Guatemalan Drug Supplier Sentenced to 11 Years in Prison In Scheme to Smuggle Drugs in Car Batteries
Greenbelt, Maryland - Chief U.S. District Judge Deborah K. Chasanow sentenced Cesar Molina-Maldonado, age 40, a Guatemalan national, late yesterday to 11 years in prison followed by five years of supervised release for conspiring to distribute cocaine. Molina-Maldonado was extradited to the United States from Guatemala to face these charges.
The sentence was announced by United States Attorney for the District of Maryland Rod J. Rosenstein; Special Agent in Charge Ava Cooper-Davis of the Drug Enforcement Administration - Washington Field Division; Special Agent in Charge William Winter of U.S. Immigration and Customs Enforcement, Office of Homeland Security Investigations; and Chief J. Thomas Manger of the Montgomery County Department of Police.
According to Molina-Maldonado’s guilty plea, from at least February 2001 through February 2004, Molina-Maldonado was part of a Guatemala-based drug smuggling ring responsible for importing cocaine and heroin from Guatemala to the United States.
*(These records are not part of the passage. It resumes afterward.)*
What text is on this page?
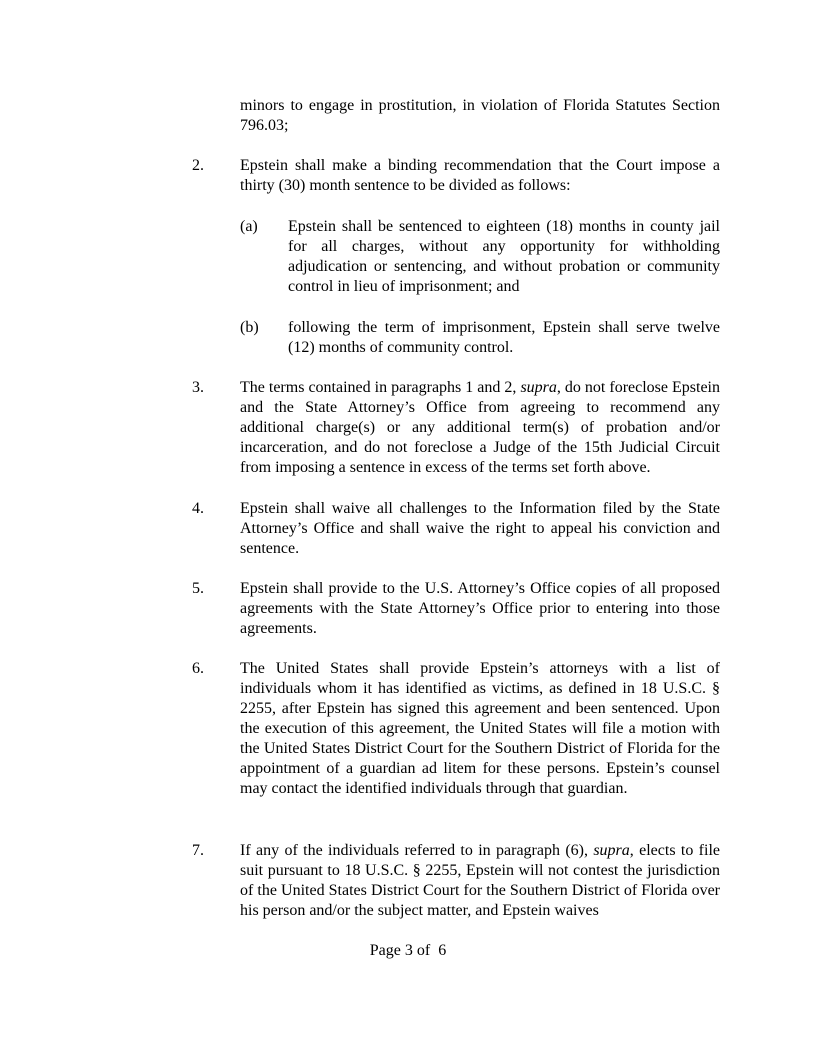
minors to engage in prostitution, in violation of Florida Statutes Section 796.03;
2.	Epstein shall make a binding recommendation that the Court impose a thirty (30) month sentence to be divided as follows:
(a)	Epstein shall be sentenced to eighteen (18) months in county jail for all charges, without any opportunity for withholding adjudication or sentencing, and without probation or community control in lieu of imprisonment; and
(b)	following the term of imprisonment, Epstein shall serve twelve (12) months of community control.
3.	The terms contained in paragraphs 1 and 2, supra, do not foreclose Epstein and the State Attorney’s Office from agreeing to recommend any additional charge(s) or any additional term(s) of probation and/or incarceration, and do not foreclose a Judge of the 15th Judicial Circuit from imposing a sentence in excess of the terms set forth above.
4.	Epstein shall waive all challenges to the Information filed by the State Attorney’s Office and shall waive the right to appeal his conviction and sentence.
5.	Epstein shall provide to the U.S. Attorney’s Office copies of all proposed agreements with the State Attorney’s Office prior to entering into those agreements.
6.	The United States shall provide Epstein’s attorneys with a list of individuals whom it has identified as victims, as defined in 18 U.S.C. § 2255, after Epstein has signed this agreement and been sentenced. Upon the execution of this agreement, the United States will file a motion with the United States District Court for the Southern District of Florida for the appointment of a guardian ad litem for these persons. Epstein’s counsel may contact the identified individuals through that guardian.
7.	If any of the individuals referred to in paragraph (6), supra, elects to file suit pursuant to 18 U.S.C. § 2255, Epstein will not contest the jurisdiction of the United States District Court for the Southern District of Florida over his person and/or the subject matter, and Epstein waives
Page 3 of  6
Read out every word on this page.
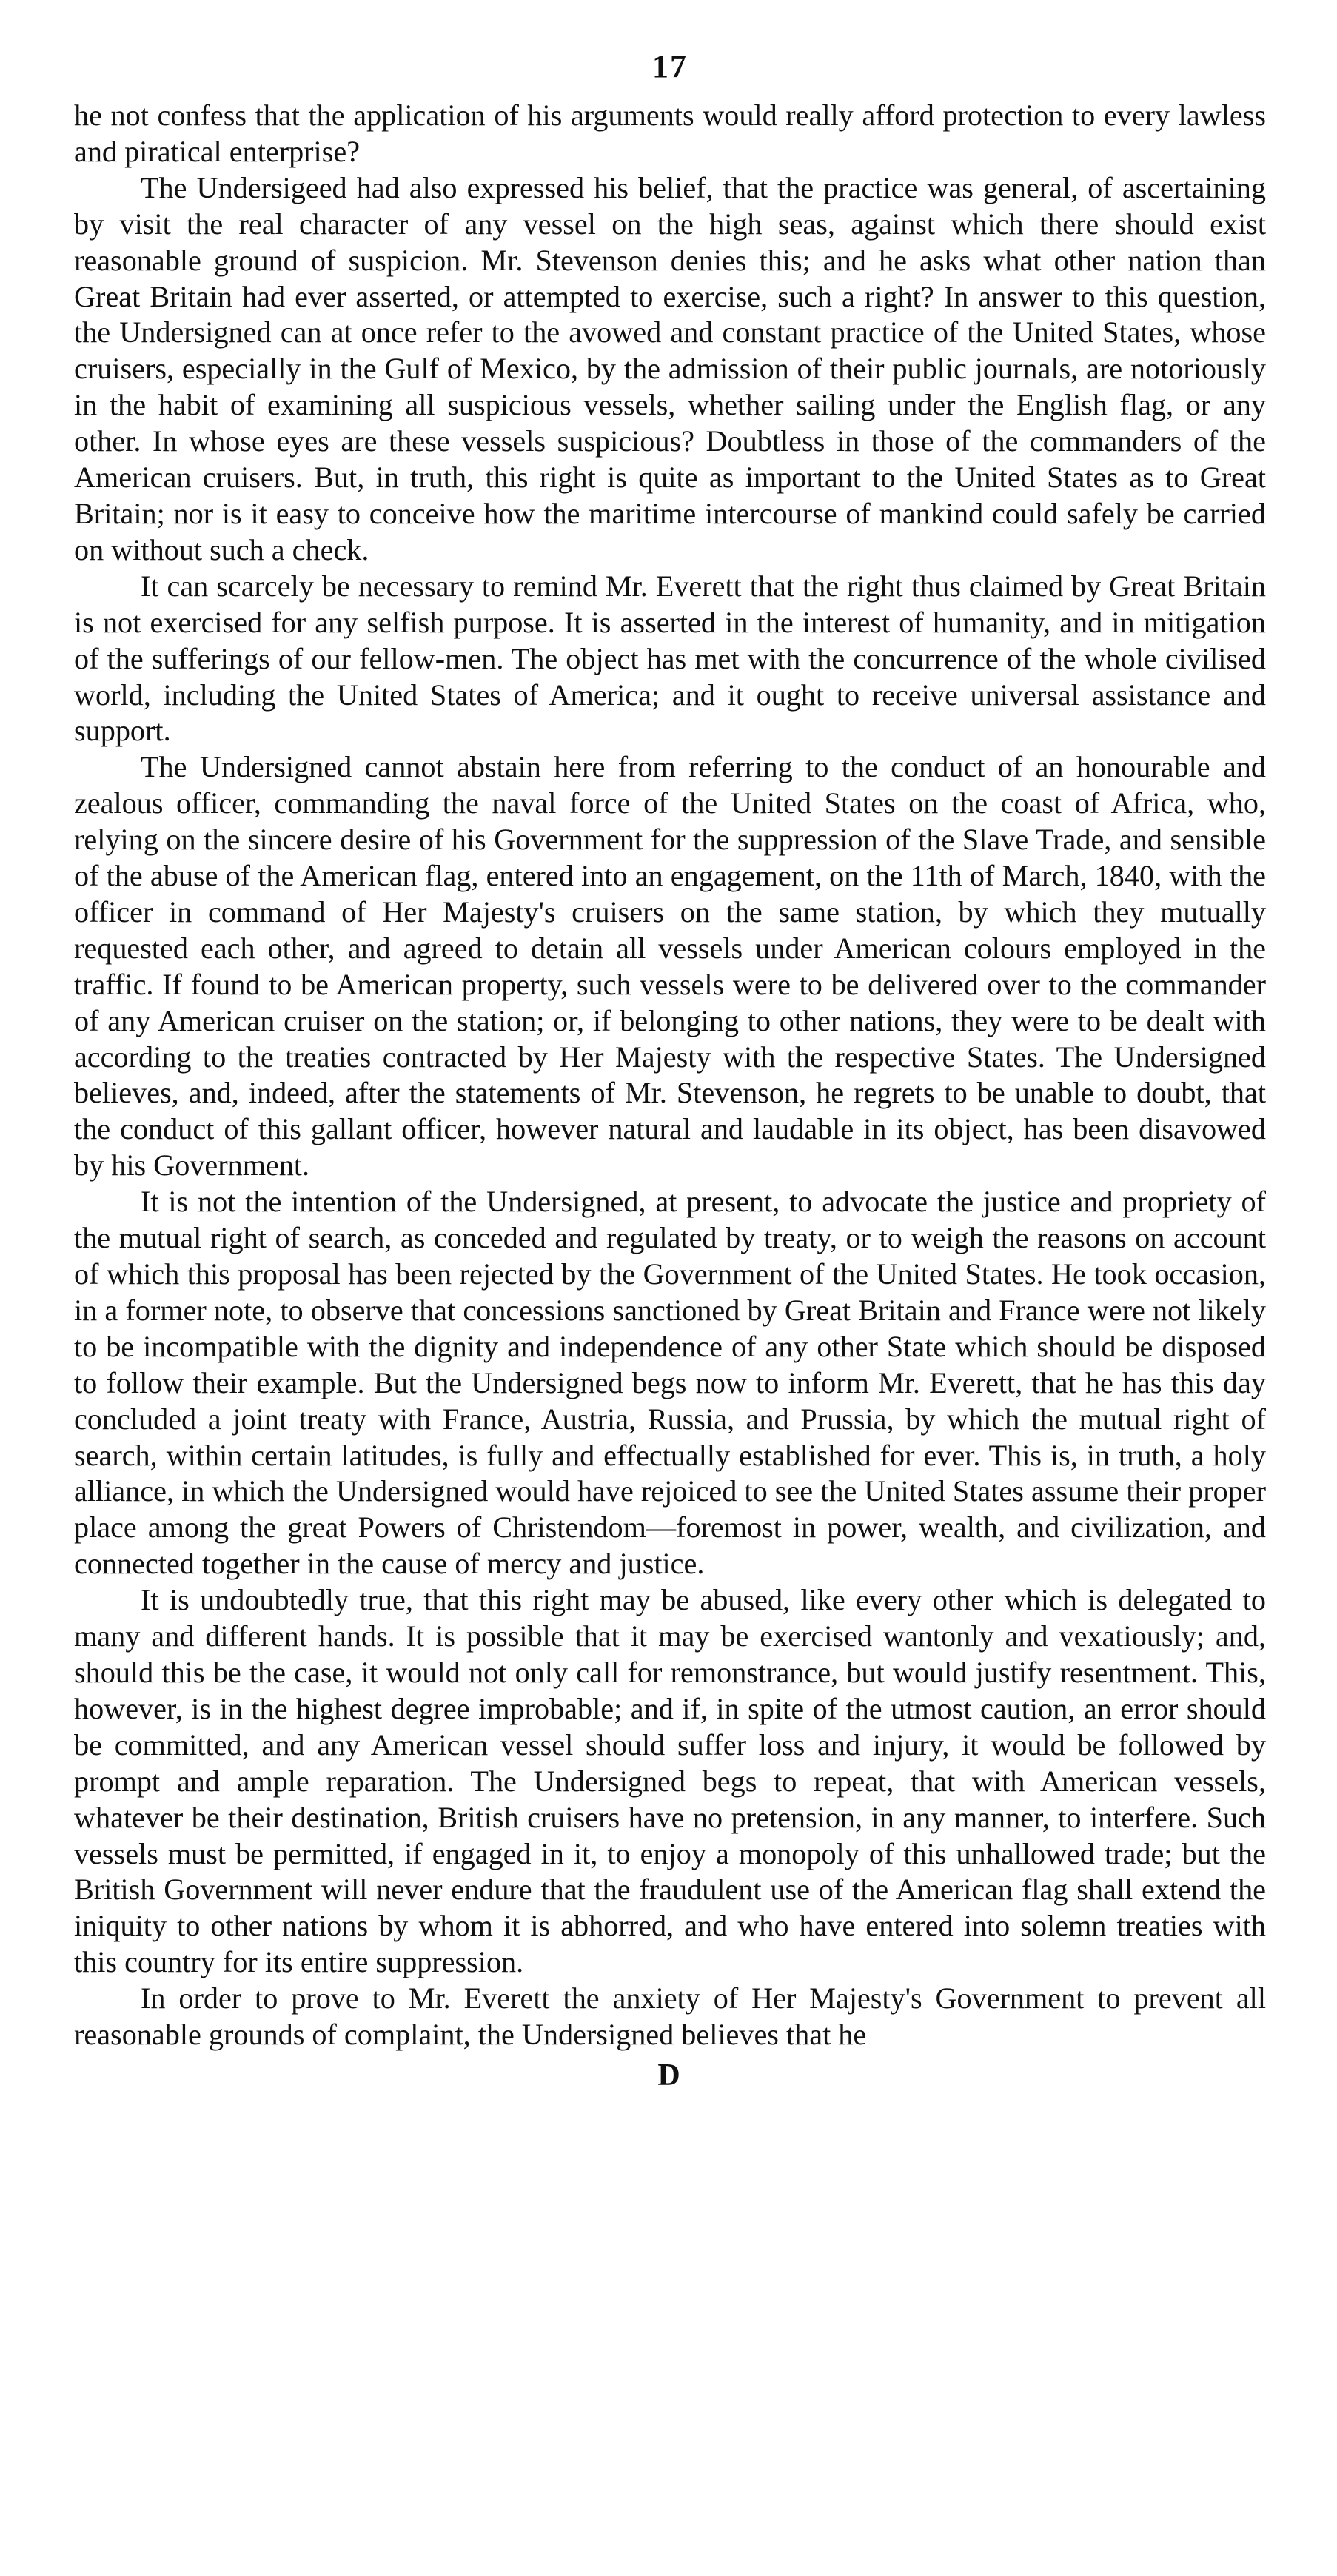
17

he not confess that the application of his arguments would really afford protection to every lawless and piratical enterprise?

The Undersigeed had also expressed his belief, that the practice was general, of ascertaining by visit the real character of any vessel on the high seas, against which there should exist reasonable ground of suspicion. Mr. Stevenson denies this; and he asks what other nation than Great Britain had ever asserted, or attempted to exercise, such a right? In answer to this question, the Undersigned can at once refer to the avowed and constant practice of the United States, whose cruisers, especially in the Gulf of Mexico, by the admission of their public journals, are notoriously in the habit of examining all suspicious vessels, whether sailing under the English flag, or any other. In whose eyes are these vessels suspicious? Doubtless in those of the commanders of the American cruisers. But, in truth, this right is quite as important to the United States as to Great Britain; nor is it easy to conceive how the maritime intercourse of mankind could safely be carried on without such a check.

It can scarcely be necessary to remind Mr. Everett that the right thus claimed by Great Britain is not exercised for any selfish purpose. It is asserted in the interest of humanity, and in mitigation of the sufferings of our fellow-men. The object has met with the concurrence of the whole civilised world, including the United States of America; and it ought to receive universal assistance and support.

The Undersigned cannot abstain here from referring to the conduct of an honourable and zealous officer, commanding the naval force of the United States on the coast of Africa, who, relying on the sincere desire of his Government for the suppression of the Slave Trade, and sensible of the abuse of the American flag, entered into an engagement, on the 11th of March, 1840, with the officer in command of Her Majesty's cruisers on the same station, by which they mutually requested each other, and agreed to detain all vessels under American colours employed in the traffic. If found to be American property, such vessels were to be delivered over to the commander of any American cruiser on the station; or, if belonging to other nations, they were to be dealt with according to the treaties contracted by Her Majesty with the respective States. The Undersigned believes, and, indeed, after the statements of Mr. Stevenson, he regrets to be unable to doubt, that the conduct of this gallant officer, however natural and laudable in its object, has been disavowed by his Government.

It is not the intention of the Undersigned, at present, to advocate the justice and propriety of the mutual right of search, as conceded and regulated by treaty, or to weigh the reasons on account of which this proposal has been rejected by the Government of the United States. He took occasion, in a former note, to observe that concessions sanctioned by Great Britain and France were not likely to be incompatible with the dignity and independence of any other State which should be disposed to follow their example. But the Undersigned begs now to inform Mr. Everett, that he has this day concluded a joint treaty with France, Austria, Russia, and Prussia, by which the mutual right of search, within certain latitudes, is fully and effectually established for ever. This is, in truth, a holy alliance, in which the Undersigned would have rejoiced to see the United States assume their proper place among the great Powers of Christendom—foremost in power, wealth, and civilization, and connected together in the cause of mercy and justice.

It is undoubtedly true, that this right may be abused, like every other which is delegated to many and different hands. It is possible that it may be exercised wantonly and vexatiously; and, should this be the case, it would not only call for remonstrance, but would justify resentment. This, however, is in the highest degree improbable; and if, in spite of the utmost caution, an error should be committed, and any American vessel should suffer loss and injury, it would be followed by prompt and ample reparation. The Undersigned begs to repeat, that with American vessels, whatever be their destination, British cruisers have no pretension, in any manner, to interfere. Such vessels must be permitted, if engaged in it, to enjoy a monopoly of this unhallowed trade; but the British Government will never endure that the fraudulent use of the American flag shall extend the iniquity to other nations by whom it is abhorred, and who have entered into solemn treaties with this country for its entire suppression.

In order to prove to Mr. Everett the anxiety of Her Majesty's Government to prevent all reasonable grounds of complaint, the Undersigned believes that he

D
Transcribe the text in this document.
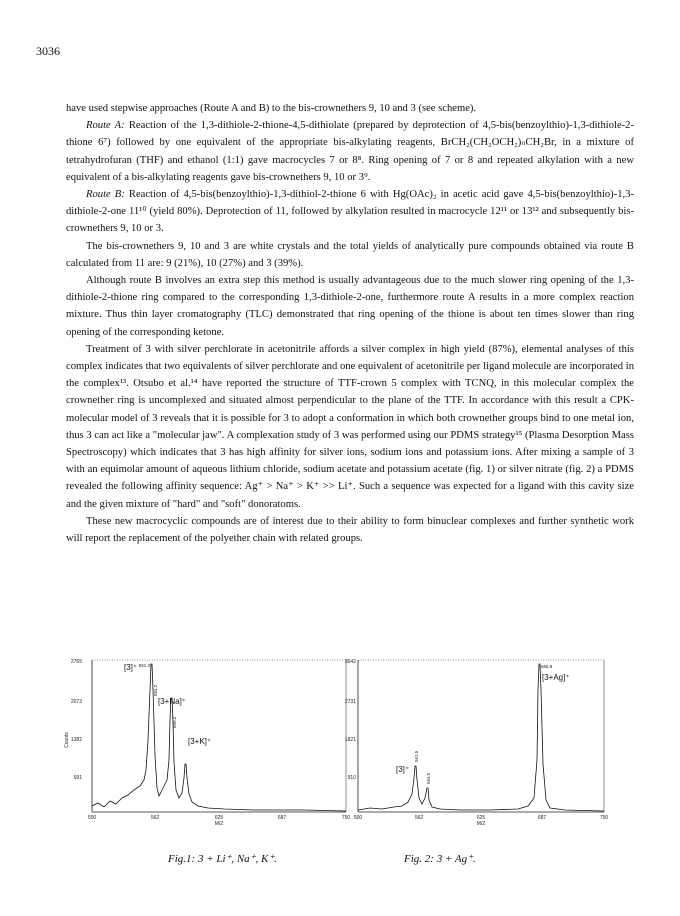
3036

have used stepwise approaches (Route A and B) to the bis-crownethers 9, 10 and 3 (see scheme).

Route A: Reaction of the 1,3-dithiole-2-thione-4,5-dithiolate (prepared by deprotection of 4,5-bis(benzoylthio)-1,3-dithiole-2-thione 6⁷) followed by one equivalent of the appropriate bis-alkylating reagents, BrCH₂(CH₂OCH₂)ₙCH₂Br, in a mixture of tetrahydrofuran (THF) and ethanol (1:1) gave macrocycles 7 or 8⁸. Ring opening of 7 or 8 and repeated alkylation with a new equivalent of a bis-alkylating reagents gave bis-crownethers 9, 10 or 3⁹.

Route B: Reaction of 4,5-bis(benzoylthio)-1,3-dithiol-2-thione 6 with Hg(OAc)₂ in acetic acid gave 4,5-bis(benzoylthio)-1,3-dithiole-2-one 11¹⁰ (yield 80%). Deprotection of 11, followed by alkylation resulted in macrocycle 12¹¹ or 13¹² and subsequently bis-crownethers 9, 10 or 3.

The bis-crownethers 9, 10 and 3 are white crystals and the total yields of analytically pure compounds obtained via route B calculated from 11 are: 9 (21%), 10 (27%) and 3 (39%).

Although route B involves an extra step this method is usually advantageous due to the much slower ring opening of the 1,3-dithiole-2-thione ring compared to the corresponding 1,3-dithiole-2-one, furthermore route A results in a more complex reaction mixture. Thus thin layer cromatography (TLC) demonstrated that ring opening of the thione is about ten times slower than ring opening of the corresponding ketone.

Treatment of 3 with silver perchlorate in acetonitrile affords a silver complex in high yield (87%), elemental analyses of this complex indicates that two equivalents of silver perchlorate and one equivalent of acetonitrile per ligand molecule are incorporated in the complex¹³. Otsubo et al.¹⁴ have reported the structure of TTF-crown 5 complex with TCNQ, in this molecular complex the crownether ring is uncomplexed and situated almost perpendicular to the plane of the TTF. In accordance with this result a CPK-molecular model of 3 reveals that it is possible for 3 to adopt a conformation in which both crownether groups bind to one metal ion, thus 3 can act like a "molecular jaw". A complexation study of 3 was performed using our PDMS strategy¹⁵ (Plasma Desorption Mass Spectroscopy) which indicates that 3 has high affinity for silver ions, sodium ions and potassium ions. After mixing a sample of 3 with an equimolar amount of aqueous lithium chloride, sodium acetate and potassium acetate (fig. 1) or silver nitrate (fig. 2) a PDMS revealed the following affinity sequence: Ag⁺ > Na⁺ > K⁺ >> Li⁺. Such a sequence was expected for a ligand with this cavity size and the given mixture of "hard" and "soft" donoratoms.

These new macrocyclic compounds are of interest due to their ability to form binuclear complexes and further synthetic work will report the replacement of the polyether chain with related groups.

2765
2073
1382
691
Counts
500	562	625	687	750
M/Z
561.3
584.2
600.2
[3]⁺
[3+Na]⁺
[3+K]⁺
3642
2731
1821
910
500	562	625	687	750
M/Z
668.8
561.5
584.5
[3+Ag]⁺
[3]⁺
Fig.1: 3 + Li⁺, Na⁺, K⁺.	Fig. 2: 3 + Ag⁺.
Approximately nine to 10 pounds of cocaine or heroin were hidden inside functioning car batteries, which were transported to the Maryland area to be sold. Molina-Maldonado supplied large quantities of cocaine and heroin to Miguel Osvaldo Bolanos-Acevedo in Guatemala, as well as to drug dealers in Maryland. Co-conspirators used the drug proceeds to purchase vehicles at auto auctions, which were then transported to Molina-Maldonado in Guatemala, with the remaining proceeds hidden in the vehicle. Molina-Maldonado is responsible for distributing over 330 pounds of cocaine during the conspiracy.
Miguel Osvaldo Bolanos-Acevedo, a/k/a “El Cochero,” age 48, was sentenced to 160 months in prison on March 5, 2010.
United States Attorney Rod J. Rosenstein thanked DEA, Homeland Security Investigations and the Montgomery County Police Department for their work in this investigation. Mr. Rosenstein commended Assistant United States Attorneys Jonathan Su and James M. Trusty, who prosecuted this Organized Crime Drug Enforcement Task Force case.